Actual Headline (and Magna Carta for Sale!)

Bush astounds activists, supports human rights. No, really—look:


Damn, you gotta love McClatchy.

The thing is, it's a totally fair headline. Bush quite genuinely did stun human rights activists by standing in front of the UN yesterday and delivering a speech in which he implored the UN to "recommit itself to restoring human decency," without a trace of irony or the merest glimpse of self-awareness.

Speaking before the United Nations General Assembly, the president called for renewed efforts to enforce the U.N.'s Universal Declaration of Human Rights, a striking point of emphasis for a leader who's widely accused of violating human rights in waging war against terrorism.

Bush didn't mention the U.S. prisons in Afghanistan or at Abu Ghraib and Guantanamo Bay, the U.S. practice of holding detainees for years without legal charges or access to lawyers, or the CIA's "rendition" kidnappings of suspects abroad, all issues of concern to human rights activists around the world.

"At first read, it's little more than an exercise in hypocrisy.
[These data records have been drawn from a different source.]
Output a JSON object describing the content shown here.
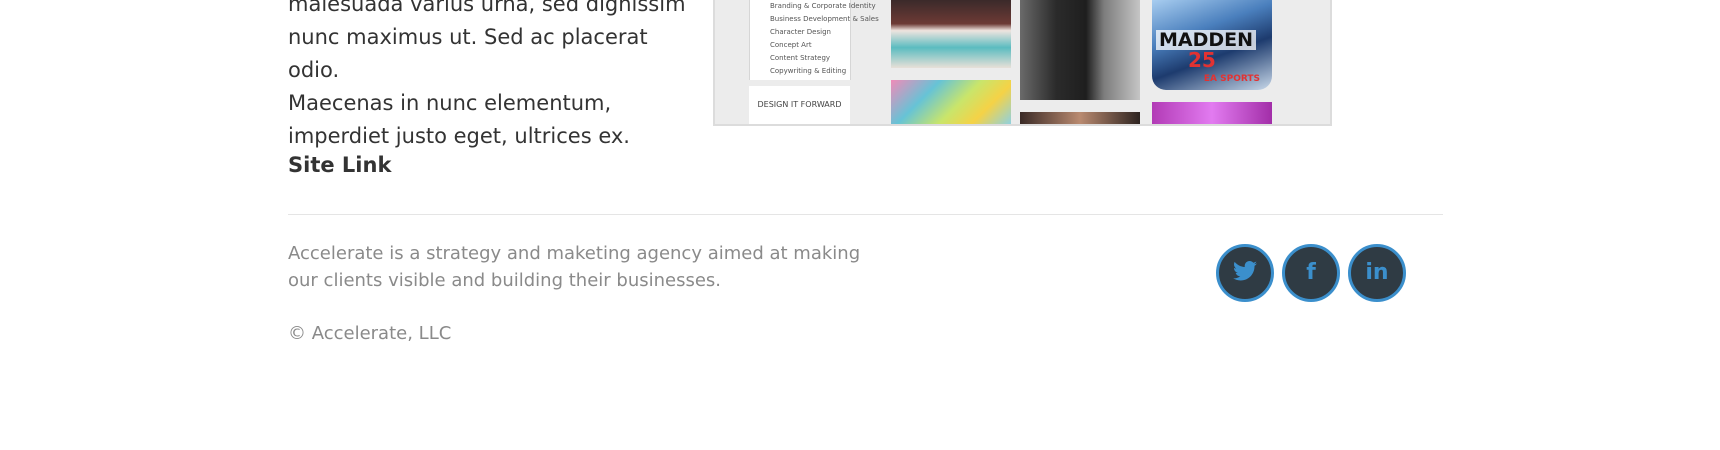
{
  "project": {
    "description_lines": [
      "malesuada varius urna, sed dignissim",
      "nunc maximus ut. Sed ac placerat odio.",
      "Maecenas in nunc elementum,",
      "imperdiet justo eget, ultrices ex."
    ],
    "site_link_label": "Site Link",
    "screenshot": {
      "nav_items": [
        "Branding & Corporate Identity",
        "Business Development & Sales",
        "Character Design",
        "Concept Art",
        "Content Strategy",
        "Copywriting & Editing"
      ],
      "logo_text": "DESIGN IT FORWARD",
      "game_title": "MADDEN",
      "game_number": "25",
      "game_publisher": "EA SPORTS"
    }
  },
  "footer": {
    "tagline": "Accelerate is a strategy and maketing agency aimed at making our clients visible and building their businesses.",
    "copyright": "© Accelerate, LLC",
    "social": [
      {
        "name": "twitter",
        "icon": "twitter-icon"
      },
      {
        "name": "facebook",
        "icon": "facebook-icon",
        "glyph": "f"
      },
      {
        "name": "linkedin",
        "icon": "linkedin-icon",
        "glyph": "in"
      }
    ],
    "colors": {
      "social_ring": "#3b8fcc",
      "social_fill": "#2f3b44"
    }
  }
}
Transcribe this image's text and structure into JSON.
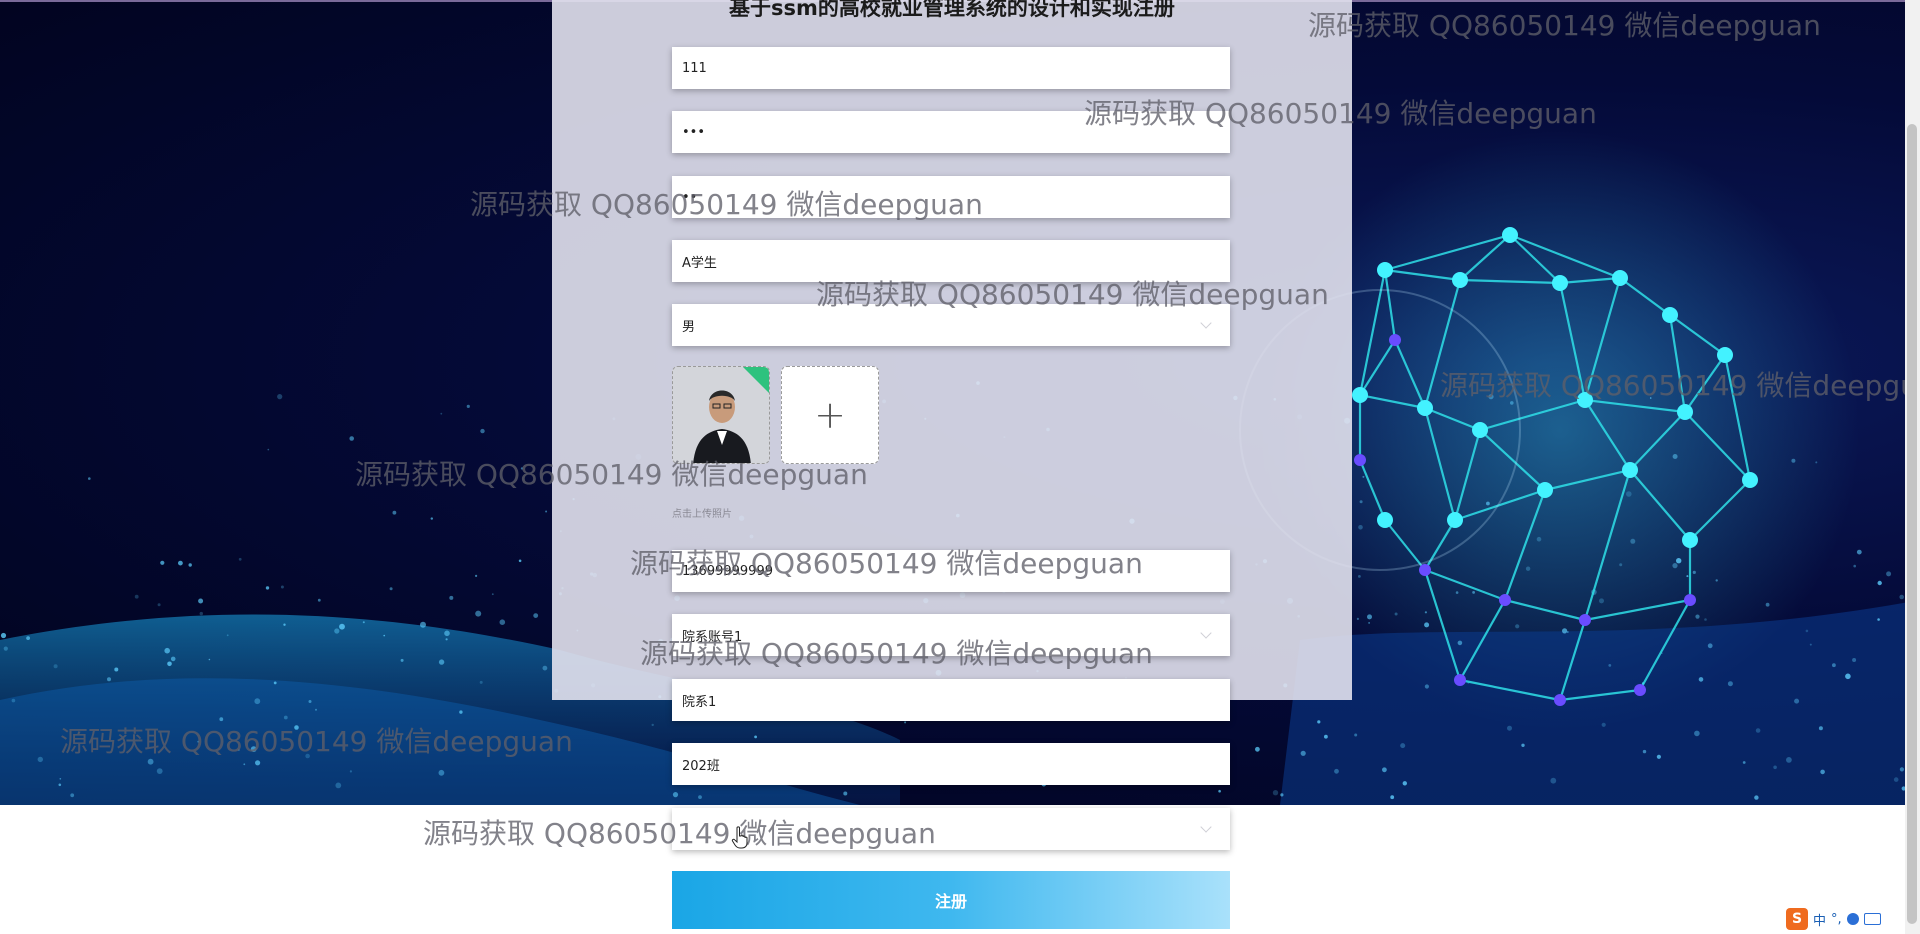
{
  "page": {
    "title": "基于ssm的高校就业管理系统的设计和实现注册"
  },
  "form": {
    "fields": [
      {
        "value": "111",
        "has_dropdown": false
      },
      {
        "value": "•••",
        "has_dropdown": false
      },
      {
        "value": "••",
        "has_dropdown": false
      },
      {
        "value": "A学生",
        "has_dropdown": false
      },
      {
        "value": "男",
        "has_dropdown": true
      },
      {
        "value": "13699999999",
        "has_dropdown": false
      },
      {
        "value": "院系账号1",
        "has_dropdown": true
      },
      {
        "value": "院系1",
        "has_dropdown": false
      },
      {
        "value": "202班",
        "has_dropdown": false
      },
      {
        "value": "",
        "has_dropdown": true
      }
    ],
    "upload_add_symbol": "+",
    "upload_hint": "点击上传照片",
    "register_label": "注册"
  },
  "watermark": {
    "text": "源码获取 QQ86050149 微信deepguan"
  },
  "ime": {
    "logo": "S",
    "lang": "中",
    "punct": "°,"
  },
  "icons": [
    "plus-icon",
    "chevron-down-icon",
    "cursor-hand-icon",
    "ime-logo-icon",
    "keyboard-icon",
    "emoji-icon"
  ],
  "colors": {
    "accent_start": "#1aa6e6",
    "accent_end": "#a9e1fb",
    "background_dark": "#040a38",
    "network_cyan": "#2fe0e8"
  }
}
His words about human rights ring hollow because his credibility is nonexistent," said Curt Goering, the deputy executive director of Amnesty International USA. "The gap between the rhetoric and the actual record is stunning. I can't help but believe many people in the audience were thinking, 'What was this man thinking?' "
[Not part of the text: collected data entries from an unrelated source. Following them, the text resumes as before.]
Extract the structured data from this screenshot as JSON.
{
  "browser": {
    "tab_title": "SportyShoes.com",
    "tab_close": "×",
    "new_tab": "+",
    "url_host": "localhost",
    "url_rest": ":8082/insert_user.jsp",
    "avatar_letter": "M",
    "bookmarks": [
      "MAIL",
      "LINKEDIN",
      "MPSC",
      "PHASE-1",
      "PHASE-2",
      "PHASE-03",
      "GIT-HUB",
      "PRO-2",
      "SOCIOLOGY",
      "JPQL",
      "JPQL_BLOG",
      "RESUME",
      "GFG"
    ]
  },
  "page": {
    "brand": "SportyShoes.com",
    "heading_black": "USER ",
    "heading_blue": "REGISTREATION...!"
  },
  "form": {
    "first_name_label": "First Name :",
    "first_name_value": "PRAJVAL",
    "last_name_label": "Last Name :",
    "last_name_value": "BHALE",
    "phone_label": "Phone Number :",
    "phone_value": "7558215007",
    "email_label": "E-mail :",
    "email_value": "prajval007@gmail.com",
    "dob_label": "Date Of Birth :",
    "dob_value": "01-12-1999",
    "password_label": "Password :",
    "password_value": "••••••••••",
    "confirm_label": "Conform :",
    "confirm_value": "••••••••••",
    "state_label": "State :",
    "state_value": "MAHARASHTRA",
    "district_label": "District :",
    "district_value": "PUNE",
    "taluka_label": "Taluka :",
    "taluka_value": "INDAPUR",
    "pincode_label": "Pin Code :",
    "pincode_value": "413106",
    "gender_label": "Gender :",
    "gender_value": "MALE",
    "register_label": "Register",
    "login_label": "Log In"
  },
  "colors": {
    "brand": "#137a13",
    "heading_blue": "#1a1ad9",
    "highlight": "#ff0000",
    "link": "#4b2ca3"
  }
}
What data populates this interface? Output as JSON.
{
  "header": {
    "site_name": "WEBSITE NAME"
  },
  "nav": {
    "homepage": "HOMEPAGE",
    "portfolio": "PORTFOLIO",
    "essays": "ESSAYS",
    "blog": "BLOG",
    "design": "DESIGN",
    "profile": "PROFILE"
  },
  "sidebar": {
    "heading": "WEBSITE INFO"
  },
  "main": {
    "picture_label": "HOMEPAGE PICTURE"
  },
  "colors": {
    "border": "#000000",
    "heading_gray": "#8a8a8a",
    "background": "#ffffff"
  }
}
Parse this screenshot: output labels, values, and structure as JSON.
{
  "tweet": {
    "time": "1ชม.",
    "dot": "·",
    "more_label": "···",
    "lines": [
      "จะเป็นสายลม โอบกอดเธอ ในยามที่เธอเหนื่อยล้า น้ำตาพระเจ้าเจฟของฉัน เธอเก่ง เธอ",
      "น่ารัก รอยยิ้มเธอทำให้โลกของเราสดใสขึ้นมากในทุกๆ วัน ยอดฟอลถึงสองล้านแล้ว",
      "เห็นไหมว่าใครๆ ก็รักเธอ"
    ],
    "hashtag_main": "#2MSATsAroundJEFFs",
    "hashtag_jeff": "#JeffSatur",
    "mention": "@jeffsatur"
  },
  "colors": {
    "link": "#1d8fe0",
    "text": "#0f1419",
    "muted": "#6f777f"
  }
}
…"I believe the president should be championing human rights at the U.N., but he's lost his authority and credibility as a world leader because of his policies on rendition and Guantanamo," said Tom Malinowski, the advocacy director for Human Rights Watch. "His remarks would be more effective if the U.S. was practicing what it's preaching."
That pretty much sums it up.

Meanwhile, speaking of human rights and jettisoning habeas corpus, former US presidential candidate and zany wee nutbag H. Ross Perot has put up for sale his own personal 13th-century copy of the Magna Carta. He had loaned it to the National Archives for display, but instead of permanently donating it, which is something lots of billionaires tend to do with valuable artifacts, he's just gonna auction it off to the highest bidder. Which seems somehow appropriate in the good old US of A these days.